Point of Risk – Example 4 • Actuarial value/range does not reconcile to financial statement reserves and/or management’s best estimate. • Management’s view may differ from actuarial results. • Breakdown in reporting of actuarial results.
Potential Controls – Example 4 • Risk (4): Actuarial value/range does not reconcile to financial statement reserves and/or management’s best estimate. • A report exists that documents reasons for differences by sufficient detail to provide a reconciliation by line of business and in total. • A system exists for proper reporting of actuarial results.

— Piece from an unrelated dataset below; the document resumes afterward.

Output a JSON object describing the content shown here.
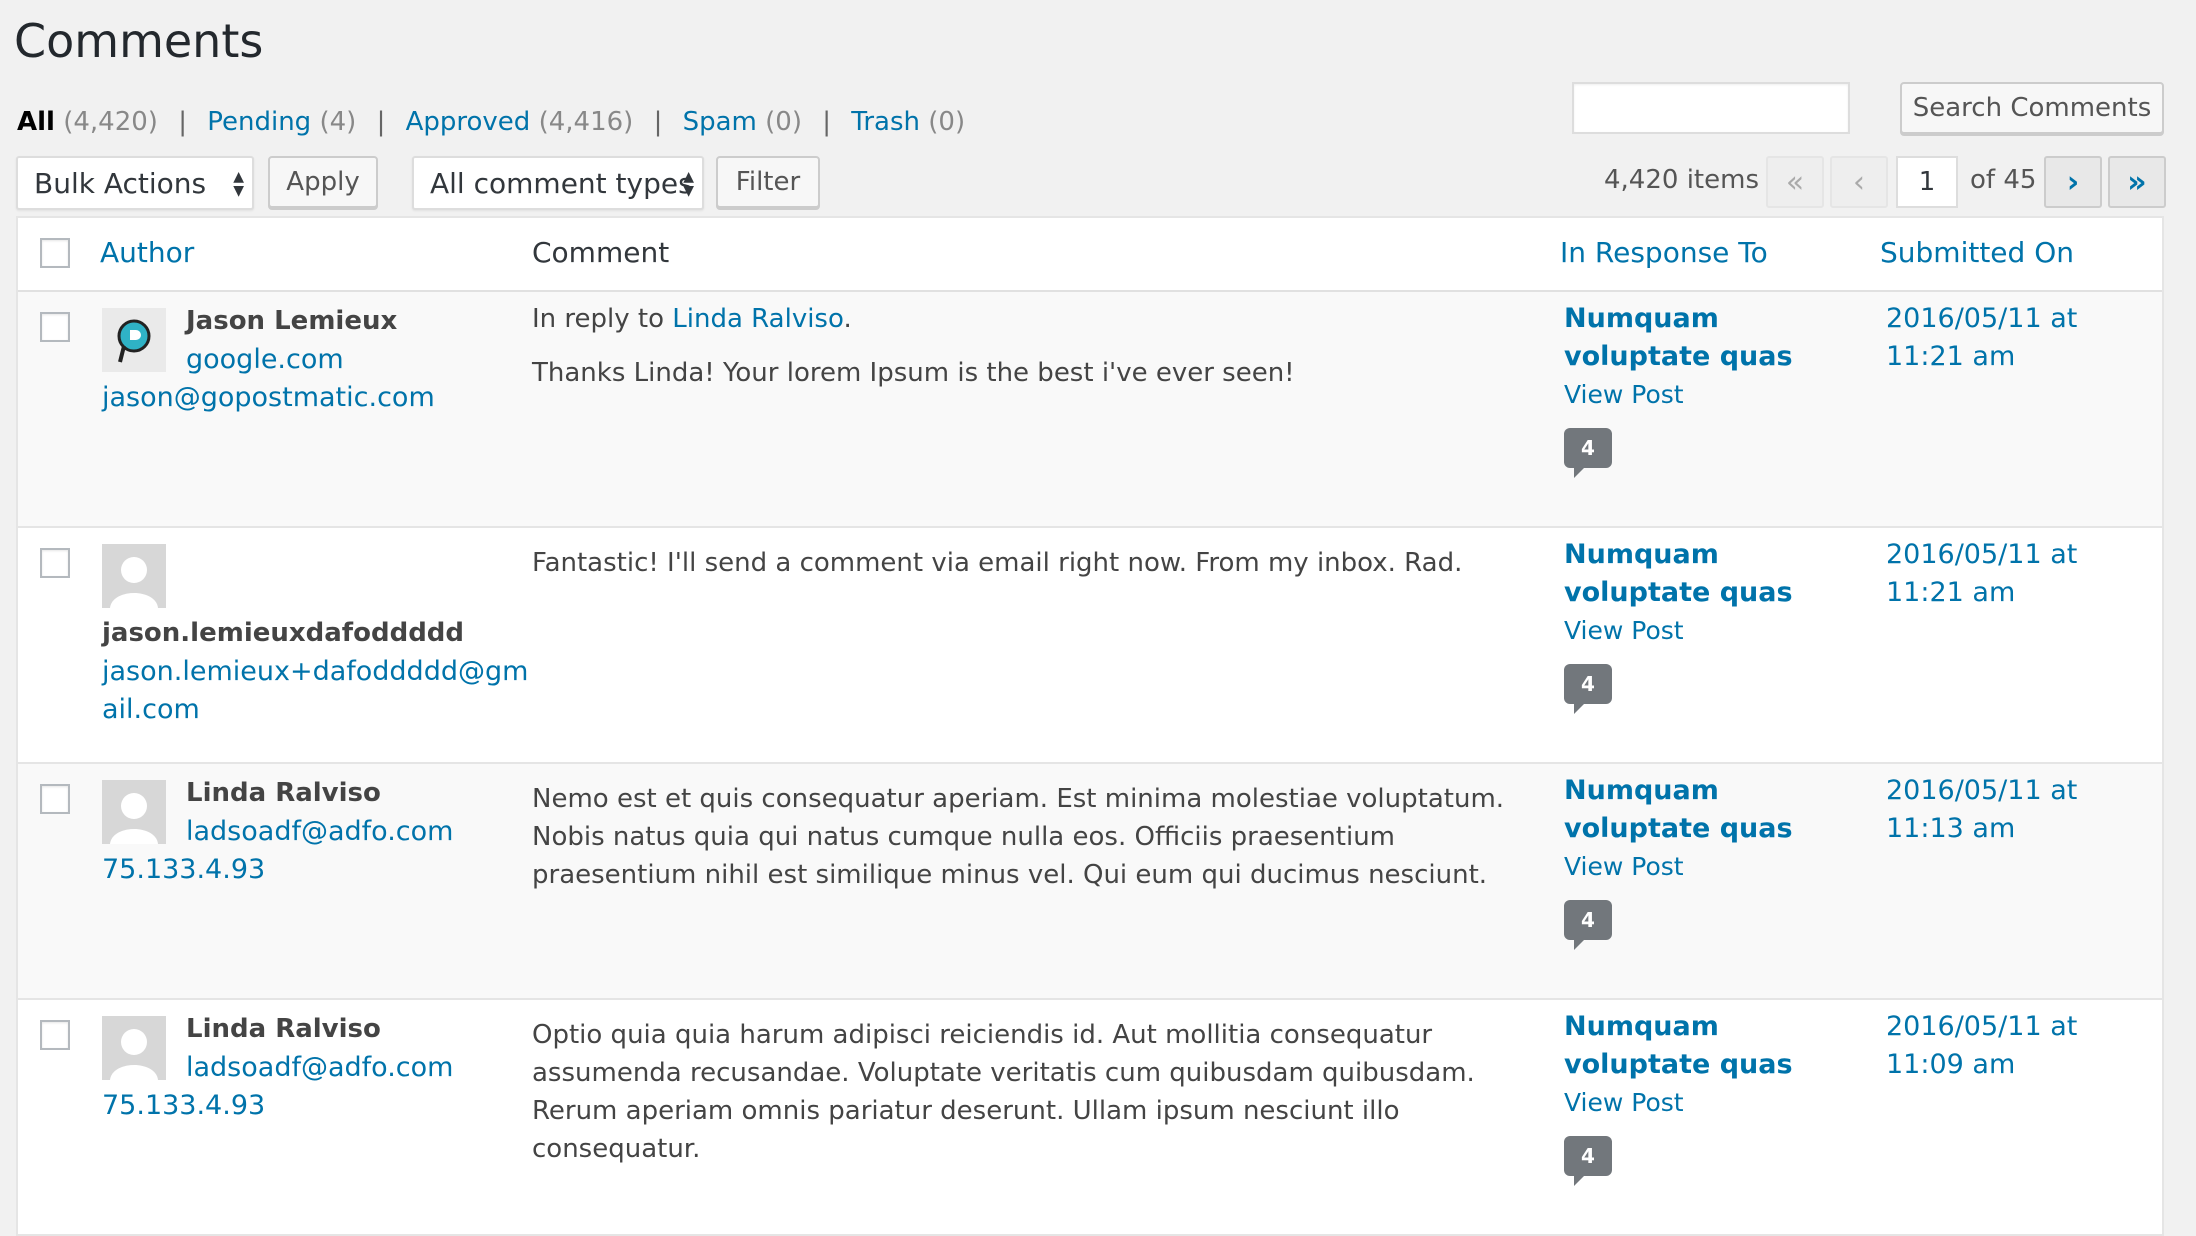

Point of Risk – Example 5 • Reporting of actuarial findings is not well documented. • Documentation is not complete • Documentation is not accurate • Documentation is not recoverable • Documentation is not transferable • Documentation is not secure
Potential Controls – Example 5 • Risk (5): Reporting of actuarial findings is not well documented • Documentation follows ASOP 9 • Documentation is “tech” and “peer” reviewed • Documentation is stored on a common server • Multiple actuaries are intimate with documentation • Access to common server is limited/controlled
Point of Risk – Example 6 • Reporting of actuarial findings is not properly communicated • Communication does not follow company protocols • Communication is inconclusive • Communication is misunderstood • Communication is not secure
Potential Controls – Example 6 • Risk (6): Reporting of actuarial findings is not properly communicated • System exists for communicating results right up to the Board of Directors. • Documentation should include an Executive Summary. • Minutes are recorded when results are communicated verbally. • Follow up meetings are held when results are communicated in writing. • Multiple actuaries attend meetings.